Jesus Christ, the path of peace
“The Church too, on the first day of the year, invokes this supreme good in a special way; she does so, like the Virgin Mary, by revealing Jesus to all, for as St. Paul says, ‘He is our peace’, and at the same time the ‘way’ by which individuals and peoples can reach this goal to which we all aspire”.
“‘Educating Young People in Justice and Peace’ is a task for every generation, and thanks be to God, after the tragedies of the two great world wars, the human family has shown increasing awareness of it, as we can witness, on the one hand, from international statements and initiatives, and on the other, from the emergence among young people themselves, in recent decades, of many different forms of social commitment in this field.
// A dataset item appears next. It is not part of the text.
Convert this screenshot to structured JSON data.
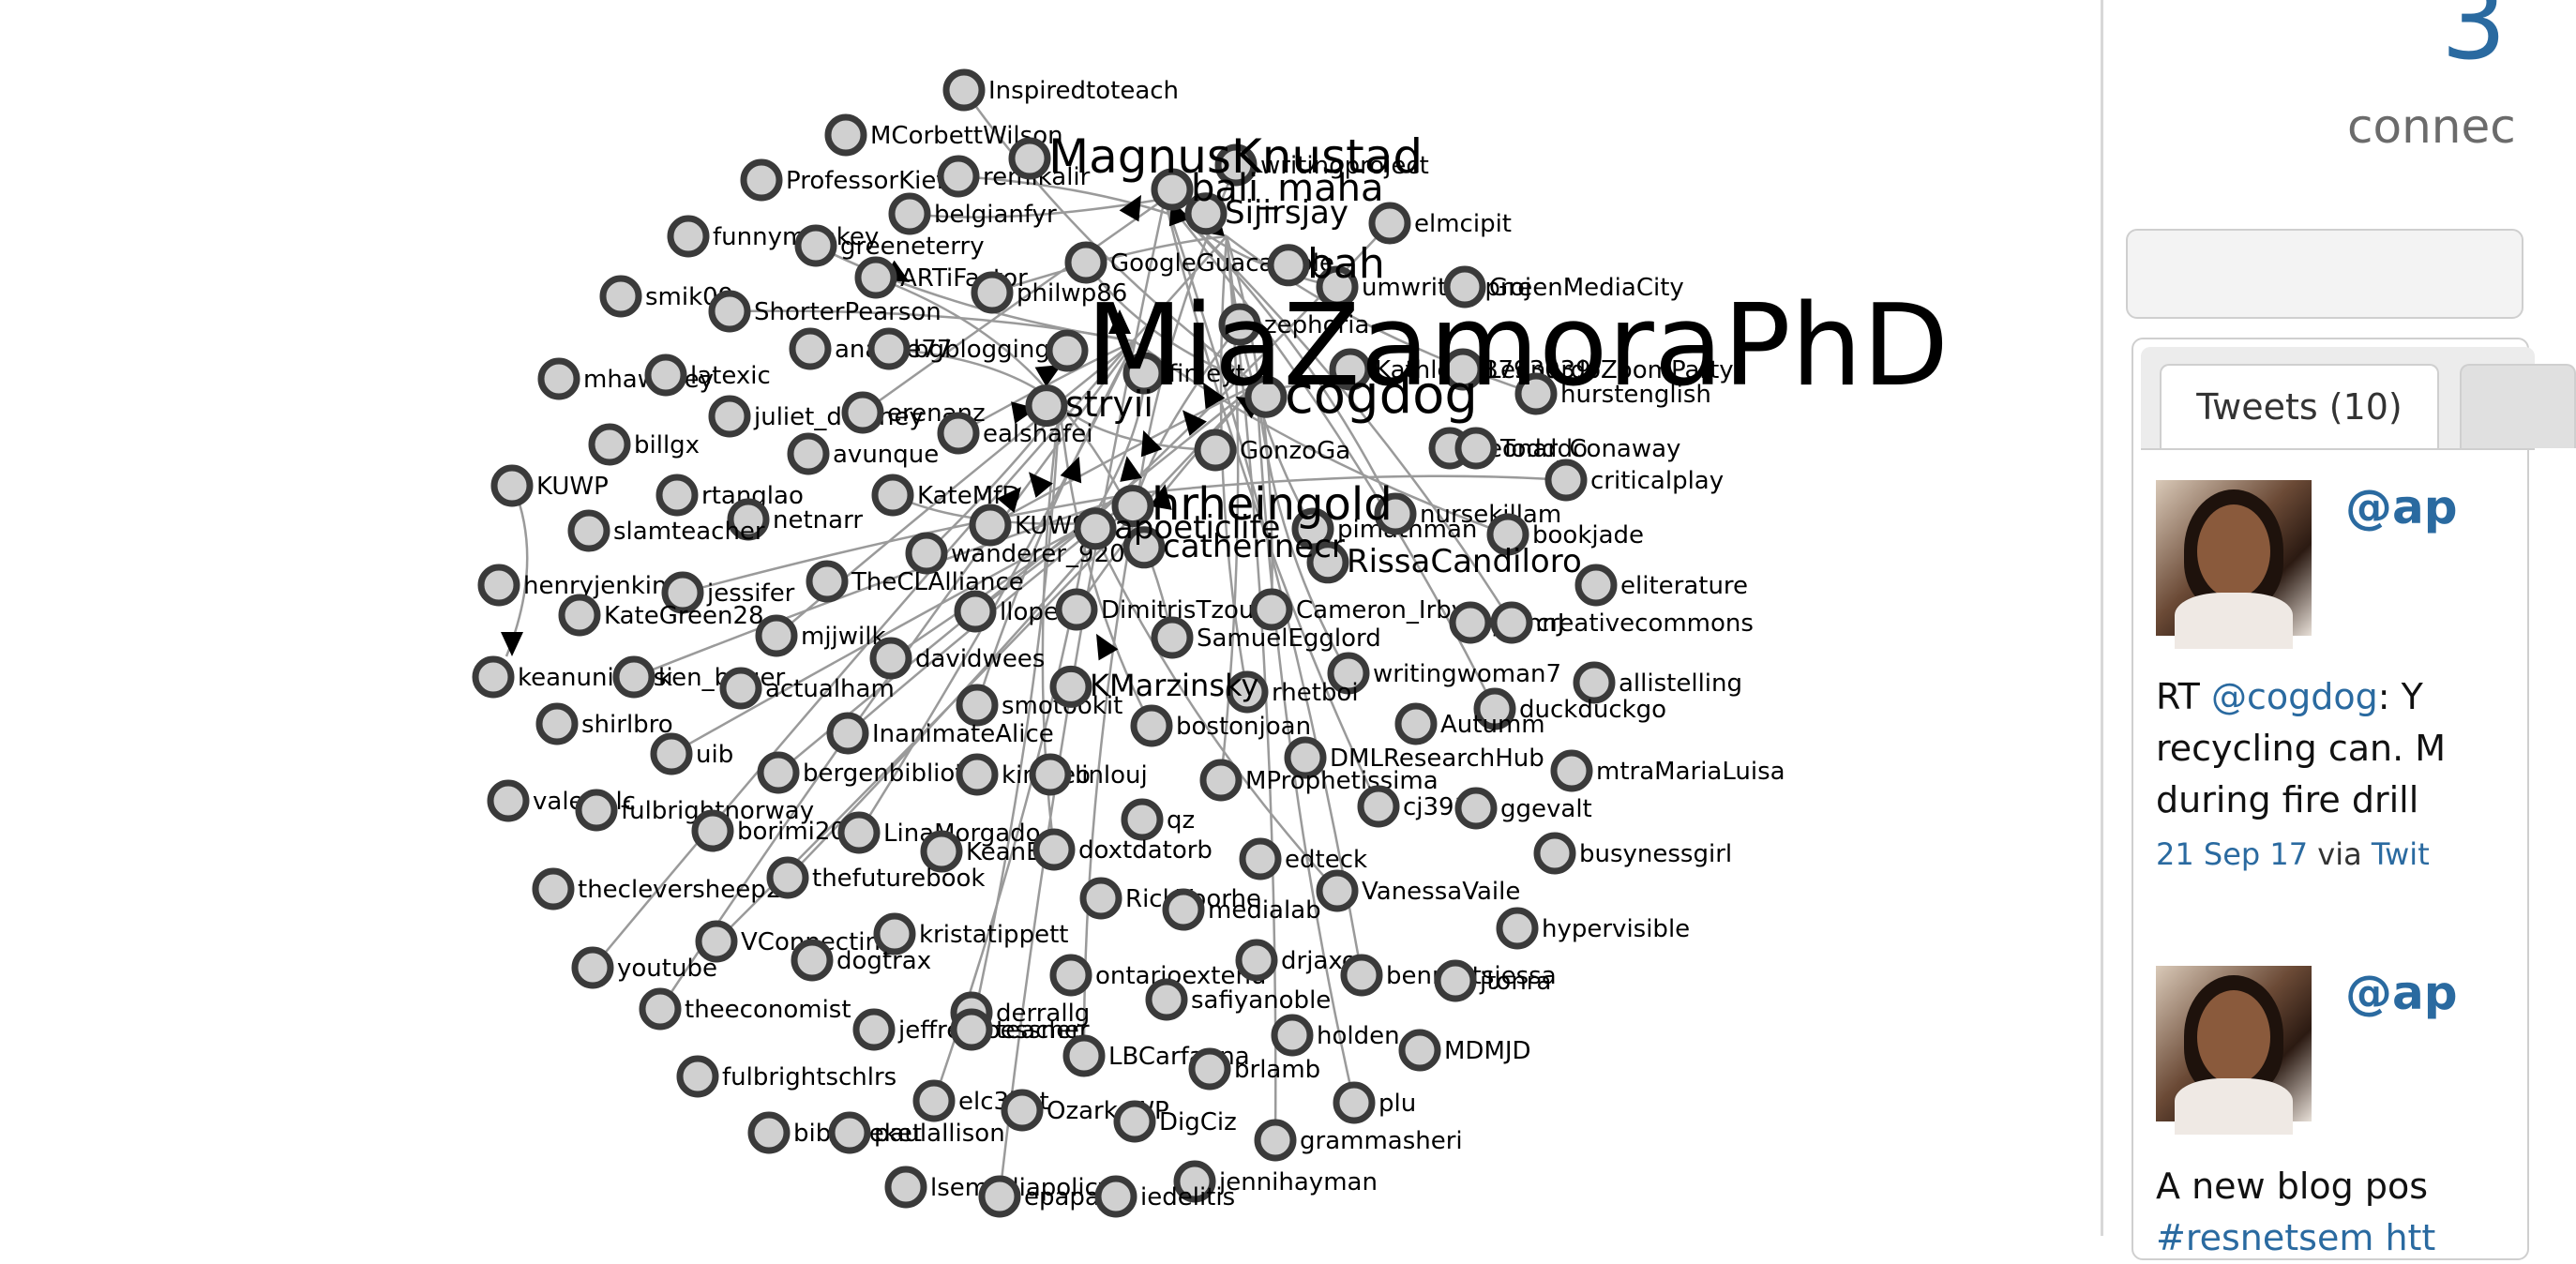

For the ecclesial community, educating men and women in peace is part of the mission received from Christ, it is an integral part of evangelisation, because the Gospel of Christ is also the Gospel of justice and peace”.
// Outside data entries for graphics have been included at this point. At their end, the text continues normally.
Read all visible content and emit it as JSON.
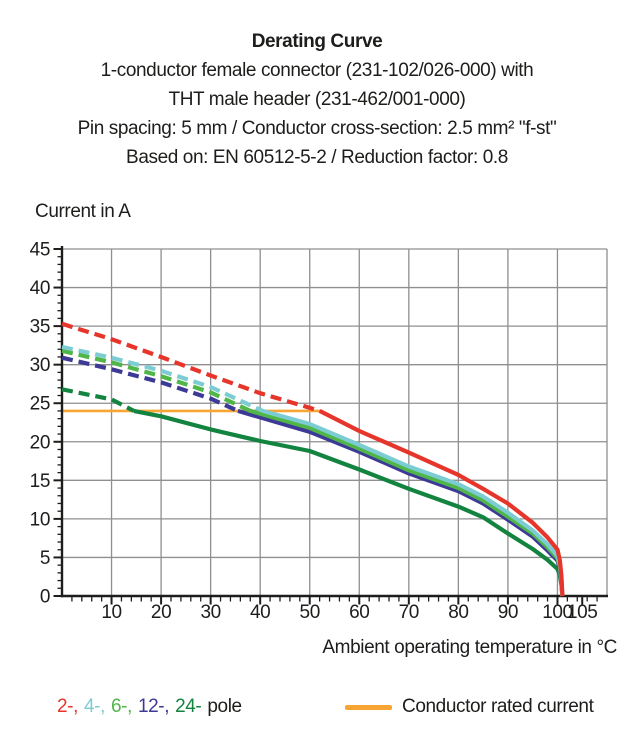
{
  "header": {
    "title": "Derating Curve",
    "subtitle_lines": [
      "1-conductor female connector (231-102/026-000) with",
      "THT male header (231-462/001-000)",
      "Pin spacing: 5 mm / Conductor cross-section: 2.5 mm² \"f-st\"",
      "Based on: EN 60512-5-2 / Reduction factor: 0.8"
    ]
  },
  "chart_data": {
    "type": "line",
    "title": "Derating Curve",
    "xlabel": "Ambient operating temperature in °C",
    "ylabel": "Current in A",
    "xlim": [
      0,
      110
    ],
    "ylim": [
      0,
      45
    ],
    "x_major_ticks": [
      10,
      20,
      30,
      40,
      50,
      60,
      70,
      80,
      90,
      100,
      105
    ],
    "x_minor_step": 2,
    "y_major_ticks": [
      0,
      5,
      10,
      15,
      20,
      25,
      30,
      35,
      40,
      45
    ],
    "y_minor_step": 1,
    "grid": true,
    "grid_color": "#8f8f8f",
    "axis_color": "#1d1d1b",
    "legend_position": "bottom",
    "line_style_note": "curves dashed above rated current (24 A), solid below",
    "rated_line": {
      "label": "Conductor rated current",
      "value": 24,
      "t_start": 0,
      "t_end": 52.5,
      "color": "#f7a634"
    },
    "series": [
      {
        "name": "2-pole",
        "color": "#e6352b",
        "solid_from": 52,
        "points": [
          [
            0,
            35.3
          ],
          [
            10,
            33.3
          ],
          [
            20,
            31.0
          ],
          [
            30,
            28.6
          ],
          [
            40,
            26.3
          ],
          [
            50,
            24.4
          ],
          [
            52,
            24.0
          ],
          [
            60,
            21.4
          ],
          [
            70,
            18.6
          ],
          [
            80,
            15.7
          ],
          [
            85,
            13.9
          ],
          [
            90,
            12.0
          ],
          [
            95,
            9.5
          ],
          [
            98,
            7.6
          ],
          [
            100,
            6.0
          ],
          [
            100.5,
            4.6
          ],
          [
            100.8,
            2.6
          ],
          [
            101,
            0
          ]
        ]
      },
      {
        "name": "4-pole",
        "color": "#7ccdd3",
        "solid_from": 40.5,
        "points": [
          [
            0,
            32.3
          ],
          [
            10,
            30.9
          ],
          [
            20,
            29.2
          ],
          [
            30,
            27.1
          ],
          [
            40.5,
            24.0
          ],
          [
            50,
            22.3
          ],
          [
            60,
            19.6
          ],
          [
            70,
            16.8
          ],
          [
            80,
            14.5
          ],
          [
            85,
            12.9
          ],
          [
            90,
            10.8
          ],
          [
            95,
            8.5
          ],
          [
            98,
            6.7
          ],
          [
            100,
            5.2
          ],
          [
            100.5,
            4.0
          ],
          [
            100.8,
            2.2
          ],
          [
            101,
            0
          ]
        ]
      },
      {
        "name": "6-pole",
        "color": "#50b648",
        "solid_from": 38,
        "points": [
          [
            0,
            31.8
          ],
          [
            10,
            30.3
          ],
          [
            20,
            28.5
          ],
          [
            30,
            26.4
          ],
          [
            38,
            24.0
          ],
          [
            50,
            21.8
          ],
          [
            60,
            19.1
          ],
          [
            70,
            16.3
          ],
          [
            80,
            14.0
          ],
          [
            85,
            12.4
          ],
          [
            90,
            10.3
          ],
          [
            95,
            8.1
          ],
          [
            98,
            6.3
          ],
          [
            100,
            4.9
          ],
          [
            100.5,
            3.8
          ],
          [
            100.8,
            2.0
          ],
          [
            101,
            0
          ]
        ]
      },
      {
        "name": "12-pole",
        "color": "#3c3a96",
        "solid_from": 35.5,
        "points": [
          [
            0,
            30.9
          ],
          [
            10,
            29.4
          ],
          [
            20,
            27.7
          ],
          [
            30,
            25.6
          ],
          [
            35.5,
            24.0
          ],
          [
            50,
            21.3
          ],
          [
            60,
            18.7
          ],
          [
            70,
            15.9
          ],
          [
            80,
            13.6
          ],
          [
            85,
            12.0
          ],
          [
            90,
            9.9
          ],
          [
            95,
            7.7
          ],
          [
            98,
            5.9
          ],
          [
            100,
            4.6
          ],
          [
            100.5,
            3.5
          ],
          [
            100.8,
            1.8
          ],
          [
            101,
            0
          ]
        ]
      },
      {
        "name": "24-pole",
        "color": "#12843f",
        "solid_from": 14.5,
        "points": [
          [
            0,
            26.8
          ],
          [
            10,
            25.5
          ],
          [
            14.5,
            24.0
          ],
          [
            20,
            23.3
          ],
          [
            30,
            21.6
          ],
          [
            40,
            20.1
          ],
          [
            50,
            18.8
          ],
          [
            60,
            16.4
          ],
          [
            70,
            13.9
          ],
          [
            80,
            11.6
          ],
          [
            85,
            10.2
          ],
          [
            90,
            8.1
          ],
          [
            95,
            6.1
          ],
          [
            98,
            4.7
          ],
          [
            100,
            3.5
          ],
          [
            100.5,
            2.7
          ],
          [
            100.8,
            1.4
          ],
          [
            101,
            0
          ]
        ]
      }
    ]
  },
  "legend": {
    "poles": [
      {
        "label": "2-,",
        "color": "#e6352b"
      },
      {
        "label": "4-,",
        "color": "#7ccdd3"
      },
      {
        "label": "6-,",
        "color": "#50b648"
      },
      {
        "label": "12-,",
        "color": "#3c3a96"
      },
      {
        "label": "24-",
        "color": "#12843f"
      }
    ],
    "suffix": "pole",
    "rated": {
      "label": "Conductor rated current",
      "color": "#f7a634"
    }
  }
}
“In the face of the shadows that obscure the horizon of today’s world, to assume responsibility for educating young people in knowledge of the truth, in fundamental values and virtues, is to look to the future with hope. And in this commitment to a holistic education, formation in justice and peace has a place. Boys and girls today are growing up in a world that has, so to speak, become smaller, where contacts between different cultures and traditions, even if not always direct, are constant. For them, now more than ever, it is indispensable to learn the importance and the art of peaceful coexistence, mutual respect, dialogue and understanding. Young people by their nature are open to these attitudes, but the social reality in which they grow up can lead them to think and act in the opposite way, even to be intolerant and violent. Only a solid education of their consciences can protect them from these risks and make them capable of carrying on the fight, depending always and solely on the power of truth and good. This education begins in the family and is developed at school and in other formative experiences. It is essentially about helping infants, children and adolescents to develop a personality that combines a profound sense of justice with respect for their neighbour, with a capacity to address conflicts without arrogance, with the inner strength to bear witness to good, even when it involves sacrifice, with forgiveness and reconciliation. Thus they will be able to become people of peace and builders of peace.
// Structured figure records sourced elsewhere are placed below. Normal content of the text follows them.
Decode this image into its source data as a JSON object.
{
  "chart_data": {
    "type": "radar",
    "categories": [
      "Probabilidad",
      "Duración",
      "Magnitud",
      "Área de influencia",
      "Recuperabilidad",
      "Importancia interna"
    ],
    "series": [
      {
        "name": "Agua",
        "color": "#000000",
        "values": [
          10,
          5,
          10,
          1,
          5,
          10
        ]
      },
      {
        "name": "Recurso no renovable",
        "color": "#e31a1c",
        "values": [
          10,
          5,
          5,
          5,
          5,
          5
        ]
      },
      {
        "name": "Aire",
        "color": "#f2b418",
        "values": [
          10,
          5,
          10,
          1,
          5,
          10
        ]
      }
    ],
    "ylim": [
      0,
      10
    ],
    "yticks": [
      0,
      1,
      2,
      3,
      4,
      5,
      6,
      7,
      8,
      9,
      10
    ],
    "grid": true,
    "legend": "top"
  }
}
“In this task of educating young generations, a particular responsibility lies with religious communities. Every pathway of authentic religious formation guides the person, from the most tender age, to know God, to love Him and to do His will. God is love, He is just and peaceable, and anyone wishing to honour Him must first of all act like a child following his father’s example. … In God, justice and mercy come together perfectly, as Jesus showed us through the testimony of His life. … Jesus is a way that can be travelled, open to everyone. He is the path of peace. Today the Virgin Mary points Him out to us, she shows us the Way: let us walk in it!”.